Pediatricians and parents have to be convinced about the safety and efficacy of COVID-19 vaccines in children. Study data has to be provided to the pediatricians and parents before embarking on any COVID-19 vaccination programs for children.
3. The IAP supports a school-based vaccination program, as this is the quickest way to achieve maximum immunization coverage. However, this should not be made mandatory, and the parents should be offered a choice of administering the vaccine to their children, in the schools or in the clinics of their pediatricians.
4. School-based centers should have a medical personnel trained to handle emergencies, nursing and administrative staff, emergency medications and equipment, tie-up with the closest hospital for emergency care, and immediate availability of transport to the referral hospitals.
5. The IAP recommends administering currently available COVID-19 vaccines and other scheduled childhood vaccines, either simultaneously or at any interval between them.
6. The IAP recommends the setting up of an active and passive surveillance mechanism for adverse effects of COVID-19 vaccines. This should include surveillance for any link between COVID-19 vaccines and MIS-C, and other adverse effects observed during long-term follow-up. IAP should be a part of this surveillance mechanism. Children have striking differences in their immunological responses to vaccines as compared to adults. Younger children have a more active immune response that may translate into heightened immunological responses and probably reactogenicity. The link, if any, between dysregulated immune responses e.g., MIS-C and vaccination, should be thoroughly studied in the post marketing surveillance.
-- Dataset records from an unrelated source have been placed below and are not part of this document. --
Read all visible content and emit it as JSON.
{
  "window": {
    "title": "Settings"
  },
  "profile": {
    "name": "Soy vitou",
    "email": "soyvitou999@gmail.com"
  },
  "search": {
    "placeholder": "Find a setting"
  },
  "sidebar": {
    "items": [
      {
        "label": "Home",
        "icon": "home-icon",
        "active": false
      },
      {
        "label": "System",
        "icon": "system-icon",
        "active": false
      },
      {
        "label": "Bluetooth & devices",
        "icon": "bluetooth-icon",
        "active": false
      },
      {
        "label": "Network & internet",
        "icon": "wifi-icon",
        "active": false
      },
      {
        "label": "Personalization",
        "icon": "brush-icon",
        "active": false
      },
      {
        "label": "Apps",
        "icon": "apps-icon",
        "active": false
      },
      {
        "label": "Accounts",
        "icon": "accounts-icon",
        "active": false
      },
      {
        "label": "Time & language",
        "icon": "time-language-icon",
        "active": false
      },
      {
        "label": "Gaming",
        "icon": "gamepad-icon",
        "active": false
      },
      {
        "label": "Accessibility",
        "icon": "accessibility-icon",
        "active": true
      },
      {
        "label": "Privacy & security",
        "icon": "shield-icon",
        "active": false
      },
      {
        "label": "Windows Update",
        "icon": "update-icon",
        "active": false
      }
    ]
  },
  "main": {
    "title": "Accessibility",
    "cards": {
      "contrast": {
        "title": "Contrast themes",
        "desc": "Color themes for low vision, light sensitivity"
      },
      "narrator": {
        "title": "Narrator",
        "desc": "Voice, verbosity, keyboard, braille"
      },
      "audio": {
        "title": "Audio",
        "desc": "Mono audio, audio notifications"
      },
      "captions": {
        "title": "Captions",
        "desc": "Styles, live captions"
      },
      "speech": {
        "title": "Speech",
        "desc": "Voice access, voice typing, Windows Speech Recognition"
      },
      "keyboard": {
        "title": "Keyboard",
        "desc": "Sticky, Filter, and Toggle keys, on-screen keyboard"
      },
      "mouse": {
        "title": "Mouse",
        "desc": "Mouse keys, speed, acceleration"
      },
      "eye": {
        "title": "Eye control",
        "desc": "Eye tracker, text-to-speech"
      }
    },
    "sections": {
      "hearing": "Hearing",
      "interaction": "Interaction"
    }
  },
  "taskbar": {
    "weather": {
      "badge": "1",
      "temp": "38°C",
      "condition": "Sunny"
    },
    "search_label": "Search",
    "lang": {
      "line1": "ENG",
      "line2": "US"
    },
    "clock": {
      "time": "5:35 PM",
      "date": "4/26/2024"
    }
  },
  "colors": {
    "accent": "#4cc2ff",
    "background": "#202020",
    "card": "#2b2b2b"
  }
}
7. In children with acute illnesses, the vaccination may be postponed till clinical recovery.
8. Immunodeficiencies due to drugs or diseases are not contraindications for the COVID-19 vaccines to be rolled out for children. The COVID-19 vaccines approved for children are inactivated vaccines.
9. Studies should be initiated to determine the duration of protection and efficacy against variants. This data will be necessary for booster dose recommendations.
10. The government should prioritize research for safer and more effective COVID-19 vaccines for children.
11. Govt. of India have deciced to vaccinate all children between 15 to 18 yrs of age group in stagewise manner from 3rd January 2022.